A power plant on the moon? How about putting a power plant at the bottom of the Mariana Trench? That would be easier, and just as useful. I.e. absolutely useless.
(Score: 2) by jmorris on Thursday June 09 2016, @02:28AM
Not really. The Moon is a perfect staging base to launch out into the rest of the Solar System. Every resource we are going to run out of here is out there, except dead dino. We are going to go get that abundance eventually. The first people will be strictly out there for the money, intending to get rich and then come home, like a lot of people do today working in nasty places. Eventually though there will be enough people out there that a few places will become hospitable enough that people will decide to call it home. And it is actually easier to deal with the cold empty nothing of space than the bottom of the ocean.
(Score: 2, Touché) by khallow on Thursday June 09 2016, @03:31AM
There is no possible scenario where humans will live anywhere else even in our solar system.
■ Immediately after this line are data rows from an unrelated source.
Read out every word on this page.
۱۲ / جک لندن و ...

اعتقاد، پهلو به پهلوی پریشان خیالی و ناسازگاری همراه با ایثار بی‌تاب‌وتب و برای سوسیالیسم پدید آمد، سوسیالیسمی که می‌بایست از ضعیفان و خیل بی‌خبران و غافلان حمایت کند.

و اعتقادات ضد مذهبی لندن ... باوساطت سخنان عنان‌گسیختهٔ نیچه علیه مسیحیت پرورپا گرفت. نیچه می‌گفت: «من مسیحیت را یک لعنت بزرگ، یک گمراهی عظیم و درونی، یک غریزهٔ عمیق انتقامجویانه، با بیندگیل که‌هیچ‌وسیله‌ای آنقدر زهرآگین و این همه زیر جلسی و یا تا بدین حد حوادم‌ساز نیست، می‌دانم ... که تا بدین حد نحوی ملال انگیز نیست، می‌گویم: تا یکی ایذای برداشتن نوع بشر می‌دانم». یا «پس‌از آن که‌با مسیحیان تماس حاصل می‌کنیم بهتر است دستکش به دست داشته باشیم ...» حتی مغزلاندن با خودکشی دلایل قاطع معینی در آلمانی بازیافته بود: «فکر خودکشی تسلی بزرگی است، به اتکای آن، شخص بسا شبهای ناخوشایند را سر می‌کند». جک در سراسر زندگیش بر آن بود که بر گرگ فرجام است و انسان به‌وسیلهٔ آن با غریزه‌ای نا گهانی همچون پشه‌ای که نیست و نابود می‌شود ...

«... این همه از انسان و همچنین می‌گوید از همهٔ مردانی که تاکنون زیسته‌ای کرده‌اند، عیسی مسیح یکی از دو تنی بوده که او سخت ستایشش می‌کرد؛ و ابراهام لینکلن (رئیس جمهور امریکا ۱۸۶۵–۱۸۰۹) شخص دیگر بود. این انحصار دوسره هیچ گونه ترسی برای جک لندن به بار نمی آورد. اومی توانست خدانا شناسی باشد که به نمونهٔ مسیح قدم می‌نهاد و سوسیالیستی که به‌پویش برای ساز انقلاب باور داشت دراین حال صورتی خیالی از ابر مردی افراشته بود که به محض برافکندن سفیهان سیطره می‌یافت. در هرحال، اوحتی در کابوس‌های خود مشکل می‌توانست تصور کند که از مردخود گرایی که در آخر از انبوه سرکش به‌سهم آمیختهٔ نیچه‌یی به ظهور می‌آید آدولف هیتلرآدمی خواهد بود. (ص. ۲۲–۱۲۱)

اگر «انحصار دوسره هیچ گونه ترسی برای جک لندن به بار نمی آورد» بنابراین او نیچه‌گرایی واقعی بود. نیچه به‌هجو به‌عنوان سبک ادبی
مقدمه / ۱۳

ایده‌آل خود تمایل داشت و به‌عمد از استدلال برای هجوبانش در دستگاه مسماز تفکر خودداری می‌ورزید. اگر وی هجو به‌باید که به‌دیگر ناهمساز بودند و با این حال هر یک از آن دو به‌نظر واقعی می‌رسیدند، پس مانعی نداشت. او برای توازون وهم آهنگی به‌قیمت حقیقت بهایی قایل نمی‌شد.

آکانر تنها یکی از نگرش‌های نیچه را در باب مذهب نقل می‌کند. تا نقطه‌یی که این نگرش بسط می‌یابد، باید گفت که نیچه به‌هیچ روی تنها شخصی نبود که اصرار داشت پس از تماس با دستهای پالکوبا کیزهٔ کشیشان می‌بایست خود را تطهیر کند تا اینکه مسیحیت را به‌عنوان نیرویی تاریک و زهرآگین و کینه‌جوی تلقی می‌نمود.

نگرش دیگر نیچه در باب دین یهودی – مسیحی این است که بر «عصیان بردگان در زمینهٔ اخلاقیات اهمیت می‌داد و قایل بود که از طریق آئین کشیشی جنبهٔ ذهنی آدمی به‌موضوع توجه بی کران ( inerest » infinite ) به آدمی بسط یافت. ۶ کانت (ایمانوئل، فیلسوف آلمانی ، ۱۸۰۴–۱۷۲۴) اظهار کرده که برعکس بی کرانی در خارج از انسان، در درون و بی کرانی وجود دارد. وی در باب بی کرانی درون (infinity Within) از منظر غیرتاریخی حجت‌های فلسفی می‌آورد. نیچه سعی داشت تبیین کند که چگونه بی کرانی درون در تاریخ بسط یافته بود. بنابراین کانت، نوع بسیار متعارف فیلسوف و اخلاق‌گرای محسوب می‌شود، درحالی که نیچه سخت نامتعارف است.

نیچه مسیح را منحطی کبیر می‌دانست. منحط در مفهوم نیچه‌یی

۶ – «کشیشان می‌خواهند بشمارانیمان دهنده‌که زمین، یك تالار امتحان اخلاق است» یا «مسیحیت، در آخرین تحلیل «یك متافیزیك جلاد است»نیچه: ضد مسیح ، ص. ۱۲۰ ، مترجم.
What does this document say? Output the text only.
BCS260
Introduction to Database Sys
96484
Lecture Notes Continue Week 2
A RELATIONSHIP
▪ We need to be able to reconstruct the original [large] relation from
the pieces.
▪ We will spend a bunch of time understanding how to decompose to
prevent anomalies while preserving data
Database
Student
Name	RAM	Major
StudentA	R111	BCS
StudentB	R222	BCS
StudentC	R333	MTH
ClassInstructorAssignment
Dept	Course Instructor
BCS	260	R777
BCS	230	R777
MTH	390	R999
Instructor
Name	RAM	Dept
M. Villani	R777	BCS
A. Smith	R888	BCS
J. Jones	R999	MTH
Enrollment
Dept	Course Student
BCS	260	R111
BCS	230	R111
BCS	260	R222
Science fiction throws those out all the time. Your scenario of the impossibility of permanent human habitation of space is just as much a fiction. Given that humanity has a habit of doing impossible things (which turn out to not actually be impossible), I really don't see the point of your argument.
Space is utterly inhospitable and we are absolutely suited to this niche.
We already live in space. The engineering problem here is not to figure out how to survive in space, but figure out how to build enough of the environment of Earth to turn the "utterly inhospitable" into hospitable.
A power plant on the moon? How about putting a power plant at the bottom of the Mariana Trench? That would be easier, and just as useful. I.e. absolutely useless.
Unless, of course, you need it to power something on the Moon or at the bottom of the Mariana Trench, then it becomes useful. It's worth noting that we've already powered things on the Moon and at the bottom of the Mariana Trench. They were useful when we did that too.
(Score: 1) by khallow on Thursday June 09 2016, @04:02AM
How about putting a power plant at the bottom of the Mariana Trench? That would be easier, and just as useful. I.e. absolutely useless.
As an aside, the area of the Mariana Trench is about 15 square kilometers. It's a small nook on Earth. The Moon has an area of almost 15 million square km. I find it interesting how the people talking about the impossibility of space colonization pick the most provincial examples on Earth.